Space technology and printed wood
In an interdisciplinary effort, pioneering manufacturing processes were linked with novel materials in an application-oriented manner. The resulting fairing part of a research rocket uses biological composite materials that are processed in a 3D printing process to create a resource-efficient structure.
Launch vehicles are technically complex, highly loaded and as light as possible. The challenge for Andrei Klekovkin was to find a design that could produce hull parts with reproducible quality at low cost. At the same time, components were to be saved and sustainable materials used.

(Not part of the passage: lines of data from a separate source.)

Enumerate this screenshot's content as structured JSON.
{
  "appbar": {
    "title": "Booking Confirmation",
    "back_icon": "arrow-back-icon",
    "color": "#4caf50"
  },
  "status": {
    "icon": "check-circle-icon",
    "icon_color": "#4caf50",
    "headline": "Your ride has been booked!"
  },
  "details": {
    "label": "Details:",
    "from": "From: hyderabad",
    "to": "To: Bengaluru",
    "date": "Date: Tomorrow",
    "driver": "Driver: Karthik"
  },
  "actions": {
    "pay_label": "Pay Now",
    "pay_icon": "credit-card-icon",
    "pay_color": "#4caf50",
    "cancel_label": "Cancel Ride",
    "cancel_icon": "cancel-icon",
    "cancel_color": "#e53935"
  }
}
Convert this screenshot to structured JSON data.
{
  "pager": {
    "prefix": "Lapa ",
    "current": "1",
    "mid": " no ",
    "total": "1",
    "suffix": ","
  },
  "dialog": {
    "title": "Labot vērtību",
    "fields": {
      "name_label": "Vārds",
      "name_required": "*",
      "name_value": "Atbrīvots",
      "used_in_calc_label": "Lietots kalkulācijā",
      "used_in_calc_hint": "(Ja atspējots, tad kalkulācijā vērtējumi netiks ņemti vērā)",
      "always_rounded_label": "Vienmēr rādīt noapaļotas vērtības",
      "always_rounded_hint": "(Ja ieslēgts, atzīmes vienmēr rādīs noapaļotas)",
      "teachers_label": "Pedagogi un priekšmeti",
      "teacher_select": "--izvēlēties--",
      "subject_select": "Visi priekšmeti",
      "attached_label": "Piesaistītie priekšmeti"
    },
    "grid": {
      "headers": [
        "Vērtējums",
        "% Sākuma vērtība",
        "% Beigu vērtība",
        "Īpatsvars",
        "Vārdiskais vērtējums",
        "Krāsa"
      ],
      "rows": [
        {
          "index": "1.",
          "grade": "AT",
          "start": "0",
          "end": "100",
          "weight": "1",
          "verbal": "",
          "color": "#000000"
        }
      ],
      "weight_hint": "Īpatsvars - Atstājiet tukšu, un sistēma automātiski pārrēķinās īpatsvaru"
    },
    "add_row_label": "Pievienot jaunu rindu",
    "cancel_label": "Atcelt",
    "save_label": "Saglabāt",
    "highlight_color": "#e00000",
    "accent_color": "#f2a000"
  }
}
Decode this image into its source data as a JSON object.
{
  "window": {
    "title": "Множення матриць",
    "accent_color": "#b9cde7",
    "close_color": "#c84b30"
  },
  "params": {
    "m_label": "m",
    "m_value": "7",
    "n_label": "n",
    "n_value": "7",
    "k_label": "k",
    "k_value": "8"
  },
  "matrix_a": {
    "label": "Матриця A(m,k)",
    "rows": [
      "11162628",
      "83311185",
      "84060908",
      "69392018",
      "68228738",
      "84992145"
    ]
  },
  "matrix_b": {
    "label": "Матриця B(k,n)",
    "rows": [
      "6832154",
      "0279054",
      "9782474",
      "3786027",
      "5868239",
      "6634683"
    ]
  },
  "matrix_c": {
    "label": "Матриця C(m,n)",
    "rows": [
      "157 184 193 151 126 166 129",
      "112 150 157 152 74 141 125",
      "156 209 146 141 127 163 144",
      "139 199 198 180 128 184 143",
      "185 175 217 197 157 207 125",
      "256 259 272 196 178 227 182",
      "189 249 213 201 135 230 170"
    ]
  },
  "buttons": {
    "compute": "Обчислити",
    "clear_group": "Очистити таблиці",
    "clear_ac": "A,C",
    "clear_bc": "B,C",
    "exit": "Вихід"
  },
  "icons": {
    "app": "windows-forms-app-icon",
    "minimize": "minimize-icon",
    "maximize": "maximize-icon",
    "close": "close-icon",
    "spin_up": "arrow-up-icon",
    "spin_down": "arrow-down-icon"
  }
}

For the tip cone cladding, a mixture of thermoplastic and wood particles (WPC: Wood-Plastic-Composite) is melted and selectively deposited (FDM process: Fused Deposition Modeling). The material is made from renewable raw materials, has advantageous properties in terms of processability, density, vibration damping and heat dissipation, and above all is biodegradable: destruction is to be expected at the end of the flight. A net structure is provided for reinforcement. A ring of ribs provides additional stiffening: these are built from a lightweight filler structure and serve as the force transmission of the parachute's ejection system. At the same time, they hold a packed parachute in the longitudinal axis of the missile.
The work was carried out at the Chair of Wood Technology and Fiber Materials Engineering, in cooperation with the Chair of Space Systems as part of DLR's STERN program.